A posição do Ministério Público foi reforçada nesta quinta pela procuradora de Justiça do MP-RS Flávia Mallmann, que afirmou aos ministros que classificar os jogos de azar como contravenção representa a vontade legislativa de “criar um instrumento legítimo de proteção à ordem pública, à segurança pública, à saúde e à dignidade humana”.
Mallmann estabeleceu um paralelo com a atualidade ao lembrar que a Lei das Bets, ao impor regras mais severas de fiscalização, reconheceu os riscos que a exploração indiscriminada representa para o orçamento das famílias brasileiras e para a saúde mental dos apostadores.
Do outro lado, o advogado Laerte Gschwenter, que representa o acusado do caso concreto, sustentou que a criminalização não surtiu os efeitos desejados e acabou empurrando os jogos de azar para a informalidade.
“O resultado disso é clandestinidade, milícia armada e crime organizado”, defendeu, em argumento que aponta para o fracasso prático da proibição como ferramenta de controle da atividade.
Após a conclusão do voto de Fux, os demais ministros devem se manifestar, seguindo a ordem do mais recente ao mais antigo na corte, com Flávio Dino votando primeiro e Gilmar Mendes em seguida, cabendo ao presidente do STF, Edson Fachin, o voto de desempate ao final.

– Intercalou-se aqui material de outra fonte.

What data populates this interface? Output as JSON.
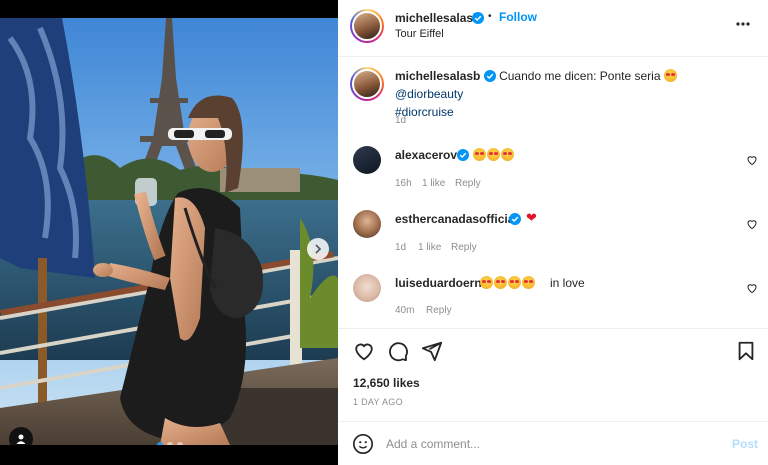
{
  "post": {
    "author": "michellesalasb",
    "follow_label": "Follow",
    "location": "Tour Eiffel",
    "caption_text": "Cuando me dicen: Ponte seria",
    "caption_mention": "@diorbeauty",
    "caption_hashtag": "#diorcruise",
    "caption_age": "1d",
    "likes": "12,650 likes",
    "date": "1 DAY AGO",
    "carousel_slides": 3,
    "carousel_active": 1
  },
  "comments": [
    {
      "user": "alexacerov",
      "emojis": "🤩🤩🤩",
      "age": "16h",
      "likes": "1 like",
      "reply": "Reply"
    },
    {
      "user": "esthercanadasofficial",
      "emojis": "❤️",
      "age": "1d",
      "likes": "1 like",
      "reply": "Reply"
    },
    {
      "user": "luiseduardoern",
      "emojis": "🤩🤩🤩🤩",
      "text": "in love",
      "age": "40m",
      "reply": "Reply"
    }
  ],
  "composer": {
    "placeholder": "Add a comment...",
    "post_label": "Post"
  },
  "colors": {
    "accent": "#0095f6",
    "verified": "#0095f6",
    "muted": "#8e8e8e",
    "heart": "#e0152b"
  },
  "icons": [
    "verified-badge-icon",
    "more-options-icon",
    "heart-icon",
    "comment-icon",
    "share-icon",
    "bookmark-icon",
    "emoji-icon",
    "chevron-right-icon",
    "user-tag-icon"
  ]
}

O contexto institucional reforça a relevância do tema, pois Fachin recebeu, em meados de julho, o ministro da Fazenda para tratar da regulação das bets e sinalizou a retomada dos julgamentos sobre o setor no segundo semestre, em um conjunto de oito ações que envolvem publicidade, proteção aos apostadores e competências de União, estados e municípios.
Resultado imprevisível
O desfecho do julgamento desta semana é imprevisível e vai muito além do caso concreto gaúcho. Ao definir se a criminalização dos jogos de azar sobrevive à Constituição de 1988, o STF estabelecerá o parâmetro jurídico que orientará as instâncias inferiores em mais de 2,7 mil processos e, sobretudo, sinalizará o rumo que a corte pretende dar à regulamentação das apostas de quota fixa, mercado bilionário em expansão no país.

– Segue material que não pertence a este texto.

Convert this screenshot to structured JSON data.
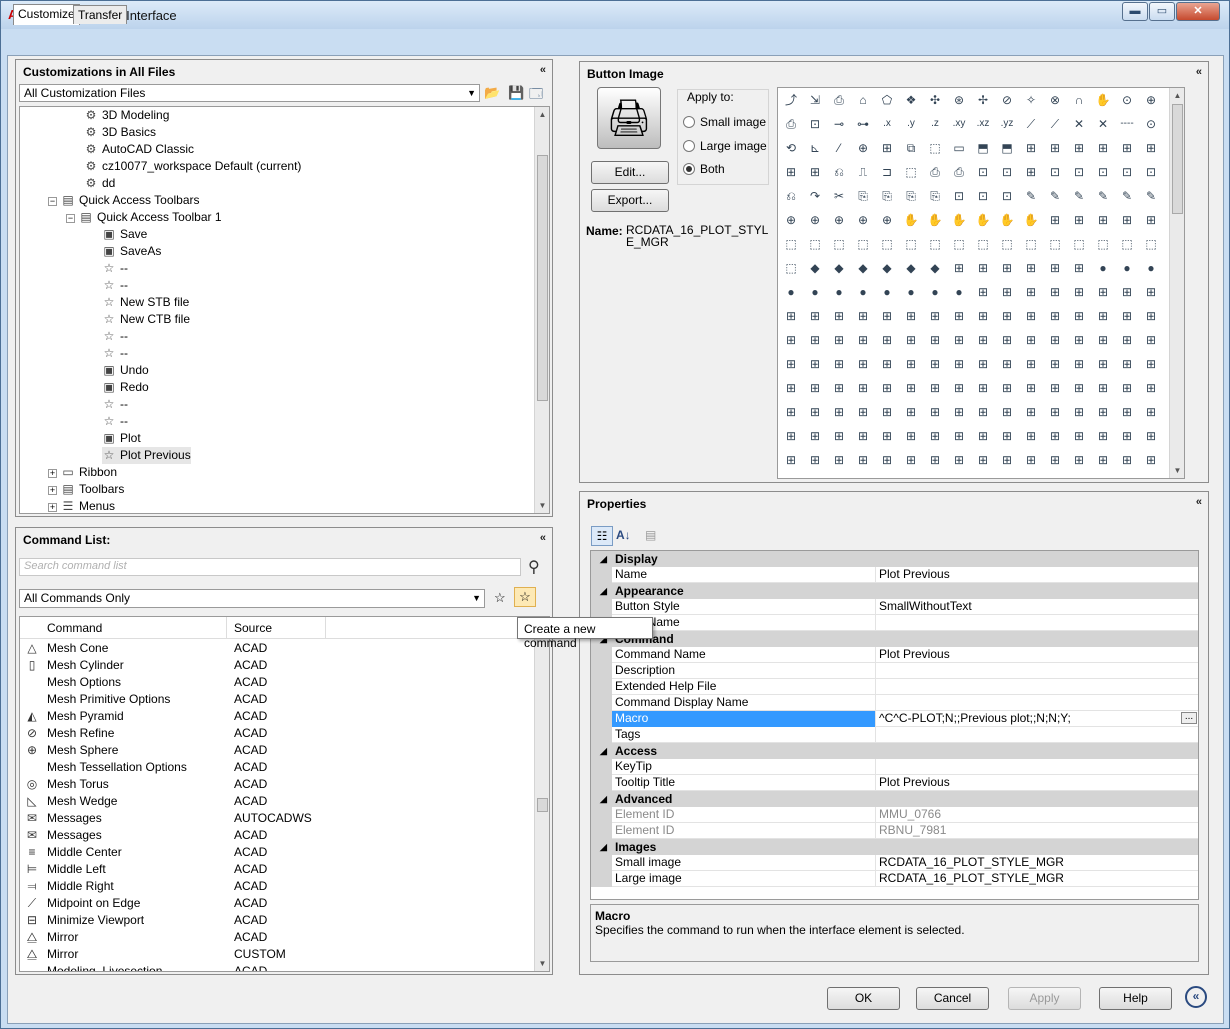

De um lado, a corrente que defende a manutenção da proibição, ancorada na proteção à saúde pública, à ordem social e às famílias dos apostadores. De outro, a tese de que a criminalização apenas alimentou a clandestinidade e o crime organizado, sem proteger ninguém.
O voto de Fux, favorável à criminalização, e a expectativa em torno da posição dos demais ministros indicam que a corte caminha para um endurecimento do controle sobre a atividade, o que pode antecipar o tom do julgamento da Lei das Bets em setembro e redefinir as regras de um dos setores mais lucrativos e controversos da economia brasileira.